Ying Chang Compestine’s debut young-adult historical novel,
Revolution Is Not a Dinner Party (2007), follows a young Chinese girl fighting for survival during the Chinese Cultural Revolution.
Nine-year-old Ling Chang lives in 1970s China. Her parents are both doctors, which means they belong to the Chinese upper classes. This doesn’t bode well for Ling, because it is six years into the Chinese Cultural Revolution. Communism has taken over the country, and upper-class families are persecuted relentlessly. For Ling, it is a terrifying time.
Revolution Is Not a Dinner Party opens in 1972 and ends in 1976. During this period, young people rebel against upper- and middle-class influences, fighting for revolution and freedom. Although Ling’s family means no harm and helps the community, they are powerless against this revolutionary tide. Ling can only watch as her family’s future disintegrates before their eyes.
A strange man moves in with the Ling family. Comrade Li works under Chairman Mao, the orchestrator of the communist movement in China and the subsequent Cultural Revolution. The family’s every movement is carefully watched and scrutinized.
Ling’s father loves listening to American radio channels. He corresponds frequently with American doctors by airmail, and he teaches Ling English. Forbidden activities in 1970s China, rule breakers face severe penalties. Ling’s father, however, doesn’t want to give up his liberties. He doesn’t want his family bullied into submission by a tyrannical regime. Instead, he hatches a plan.
Although Comrade Li moves in with them, he lives in a separate room. While Comrade Li is locked away in his room, Ling’s family listens to the radio at a very low volume. They huddle under blankets for extra protection, just in case Comrade Li walks in on them. They find ways to sneak letters out to their American friends. Ling admires her father’s spirit and her mother’s determination.
It is not easy for Ling, who must attend school with working-class children. They pick on her, call her ugly names, and pull her long hair because long hair is a symbol of wealth. Not wanting to upset her parents, she doesn’t tell them what she endures at school. She faces the bullying all on her own, strengthening her own feelings against the regime.
One day, Comrade Li demands that they hang a picture of Mao on the wall to prove their loyalty to the regime. The family agrees, not wanting to attract his suspicion. Ling even offers to help Comrade Li with errands and domestic tasks because she wants him to favor her. Everything the family does is an elaborately constructed ruse.
Things go from bad to worse when hostile neighbors claim the family is bourgeois sympathizers. Ling’s mother keeps her job, but her father must work as a hospital janitor for minimum wage. He endures daily abuse and ridicule—the hospital’s top surgeon is now a low-ranking member of staff. Meanwhile, Comrade Li arrests other neighbors for rebelling against Mao. Ling knows she will never see them again.
Ling knows that her own family hangs together by a thread. Still enduring daily name-calling and bullying, she doesn’t tell anyone. However, a classmate Gao tries to cut her hair off one day, and she attacks him. No one sees the incident, so she does not face punishment. Still, she knows school is not safe for her anymore and she does not want to go back.
Later, her father finds a writer who almost drowned. He tried to kill himself because of the revolution. Despising Mao, he writes anti-revolutionary pamphlets. Ling doesn’t want trouble, but she helps her father resuscitate the man. However, guards arrest the writer and her father for anti-revolutionary actions.
Ling feels that she can’t survive without her father around. She can’t stop worrying about him. To make matters worse, her mother works all the time, and so she is stuck in the house alone with Comrade Li. She decides to escape one night to go looking for her father. She finds out that the officers are making him operate on a communist. Ling can’t take it anymore; she’s sick of bowing down to this regime.

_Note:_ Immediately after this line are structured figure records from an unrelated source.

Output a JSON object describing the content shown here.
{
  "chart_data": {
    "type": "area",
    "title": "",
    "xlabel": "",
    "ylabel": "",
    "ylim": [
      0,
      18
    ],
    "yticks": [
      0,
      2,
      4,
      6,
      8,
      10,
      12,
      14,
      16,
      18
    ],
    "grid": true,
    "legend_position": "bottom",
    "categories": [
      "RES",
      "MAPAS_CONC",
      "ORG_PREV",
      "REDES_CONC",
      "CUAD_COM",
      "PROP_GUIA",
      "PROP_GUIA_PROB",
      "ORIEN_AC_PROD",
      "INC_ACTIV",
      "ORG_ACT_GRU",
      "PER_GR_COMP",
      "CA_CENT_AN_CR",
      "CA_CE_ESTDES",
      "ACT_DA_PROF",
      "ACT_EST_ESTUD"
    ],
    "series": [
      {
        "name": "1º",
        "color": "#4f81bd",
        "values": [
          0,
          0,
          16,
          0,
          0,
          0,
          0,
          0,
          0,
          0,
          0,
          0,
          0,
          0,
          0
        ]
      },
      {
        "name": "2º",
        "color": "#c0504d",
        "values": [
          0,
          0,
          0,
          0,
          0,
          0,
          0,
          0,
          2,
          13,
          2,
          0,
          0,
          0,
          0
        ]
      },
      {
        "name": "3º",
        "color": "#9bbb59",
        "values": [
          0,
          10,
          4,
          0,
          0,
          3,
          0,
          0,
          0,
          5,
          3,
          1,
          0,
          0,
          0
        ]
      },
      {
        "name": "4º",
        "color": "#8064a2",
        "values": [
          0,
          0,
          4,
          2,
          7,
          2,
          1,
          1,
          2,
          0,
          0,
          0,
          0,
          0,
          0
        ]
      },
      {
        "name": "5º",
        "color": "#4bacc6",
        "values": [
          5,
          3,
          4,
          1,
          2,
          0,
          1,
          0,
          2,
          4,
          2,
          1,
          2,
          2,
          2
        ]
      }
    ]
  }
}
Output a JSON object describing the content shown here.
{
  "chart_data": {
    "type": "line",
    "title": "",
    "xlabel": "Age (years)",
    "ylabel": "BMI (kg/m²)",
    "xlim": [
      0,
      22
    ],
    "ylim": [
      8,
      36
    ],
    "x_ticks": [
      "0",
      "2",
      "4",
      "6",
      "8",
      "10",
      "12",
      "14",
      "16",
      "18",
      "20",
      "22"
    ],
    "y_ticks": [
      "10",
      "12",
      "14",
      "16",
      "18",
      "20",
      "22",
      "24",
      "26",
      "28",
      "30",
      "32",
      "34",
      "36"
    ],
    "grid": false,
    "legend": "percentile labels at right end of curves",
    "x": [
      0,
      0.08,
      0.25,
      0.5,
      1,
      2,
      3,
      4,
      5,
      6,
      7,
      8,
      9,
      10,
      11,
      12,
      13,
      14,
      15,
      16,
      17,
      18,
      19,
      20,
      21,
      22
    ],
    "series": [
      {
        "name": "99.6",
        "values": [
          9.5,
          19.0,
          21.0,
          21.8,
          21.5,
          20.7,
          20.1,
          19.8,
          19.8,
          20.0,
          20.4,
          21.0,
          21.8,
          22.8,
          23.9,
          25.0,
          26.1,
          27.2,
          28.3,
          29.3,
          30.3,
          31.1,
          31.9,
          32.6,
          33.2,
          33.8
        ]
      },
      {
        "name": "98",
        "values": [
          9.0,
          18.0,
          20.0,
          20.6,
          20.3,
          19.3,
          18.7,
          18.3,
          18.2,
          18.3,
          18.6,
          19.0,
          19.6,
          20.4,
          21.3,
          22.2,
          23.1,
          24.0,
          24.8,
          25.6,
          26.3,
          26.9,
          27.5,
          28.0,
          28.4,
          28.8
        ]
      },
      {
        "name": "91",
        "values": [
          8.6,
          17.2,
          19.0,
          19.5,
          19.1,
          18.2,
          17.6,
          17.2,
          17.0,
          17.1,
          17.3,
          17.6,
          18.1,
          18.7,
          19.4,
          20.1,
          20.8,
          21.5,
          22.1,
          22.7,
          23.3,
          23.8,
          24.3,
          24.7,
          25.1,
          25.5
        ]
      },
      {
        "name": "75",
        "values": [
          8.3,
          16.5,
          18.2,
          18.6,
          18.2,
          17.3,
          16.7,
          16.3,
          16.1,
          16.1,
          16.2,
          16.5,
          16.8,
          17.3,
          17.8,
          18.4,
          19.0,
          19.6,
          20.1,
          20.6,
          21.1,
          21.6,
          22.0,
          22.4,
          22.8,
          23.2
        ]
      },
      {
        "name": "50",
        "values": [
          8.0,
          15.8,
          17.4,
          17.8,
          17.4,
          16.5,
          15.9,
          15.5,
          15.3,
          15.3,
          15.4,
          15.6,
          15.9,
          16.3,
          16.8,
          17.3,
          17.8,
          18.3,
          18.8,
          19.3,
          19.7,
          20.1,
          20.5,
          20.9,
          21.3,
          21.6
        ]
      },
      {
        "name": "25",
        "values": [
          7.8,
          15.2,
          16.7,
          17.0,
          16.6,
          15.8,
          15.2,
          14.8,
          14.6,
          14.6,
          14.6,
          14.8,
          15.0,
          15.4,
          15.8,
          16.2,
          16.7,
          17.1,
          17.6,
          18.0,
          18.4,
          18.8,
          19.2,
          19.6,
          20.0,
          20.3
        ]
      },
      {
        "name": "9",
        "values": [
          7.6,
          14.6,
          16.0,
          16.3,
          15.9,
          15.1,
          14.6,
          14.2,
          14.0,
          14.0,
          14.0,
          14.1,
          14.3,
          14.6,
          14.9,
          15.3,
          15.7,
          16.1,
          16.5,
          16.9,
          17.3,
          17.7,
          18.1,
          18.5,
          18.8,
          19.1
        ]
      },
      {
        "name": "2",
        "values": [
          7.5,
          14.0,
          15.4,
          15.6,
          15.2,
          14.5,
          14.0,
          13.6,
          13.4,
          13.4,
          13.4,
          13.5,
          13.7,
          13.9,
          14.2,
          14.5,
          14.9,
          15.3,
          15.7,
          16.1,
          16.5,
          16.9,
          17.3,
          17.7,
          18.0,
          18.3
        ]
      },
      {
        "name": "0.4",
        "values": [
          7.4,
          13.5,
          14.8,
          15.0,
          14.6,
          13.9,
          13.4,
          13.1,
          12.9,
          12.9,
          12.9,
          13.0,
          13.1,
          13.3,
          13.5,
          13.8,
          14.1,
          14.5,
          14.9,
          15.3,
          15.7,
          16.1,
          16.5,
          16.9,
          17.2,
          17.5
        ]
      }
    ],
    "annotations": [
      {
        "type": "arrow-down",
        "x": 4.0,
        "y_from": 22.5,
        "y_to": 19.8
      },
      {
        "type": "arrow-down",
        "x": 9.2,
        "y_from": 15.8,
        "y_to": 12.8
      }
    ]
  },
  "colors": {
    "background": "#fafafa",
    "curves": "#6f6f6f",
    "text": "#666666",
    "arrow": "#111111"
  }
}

Ling breaks into the compound; guards arrest her and throw her in jail. She catches head lice in jail and must cut off her hair. Ling is heartbroken; this feels like a defeat. However, Mao dies shortly after this incident, leaving the regime’s fate bleak. Ling’s father is released, and the family is reunited once more. Order returns to China, and Ling is hopeful about the future.
Revolution Is Not a Dinner Party received numerous prestigious award nominations, and critics praised it for its portrayal of communist China and the havoc wrought upon the upper classes. Recognized in America as an authority on Chinese culture and cuisine, Compestine writes Chinese cookbooks for adults and picture books for small children.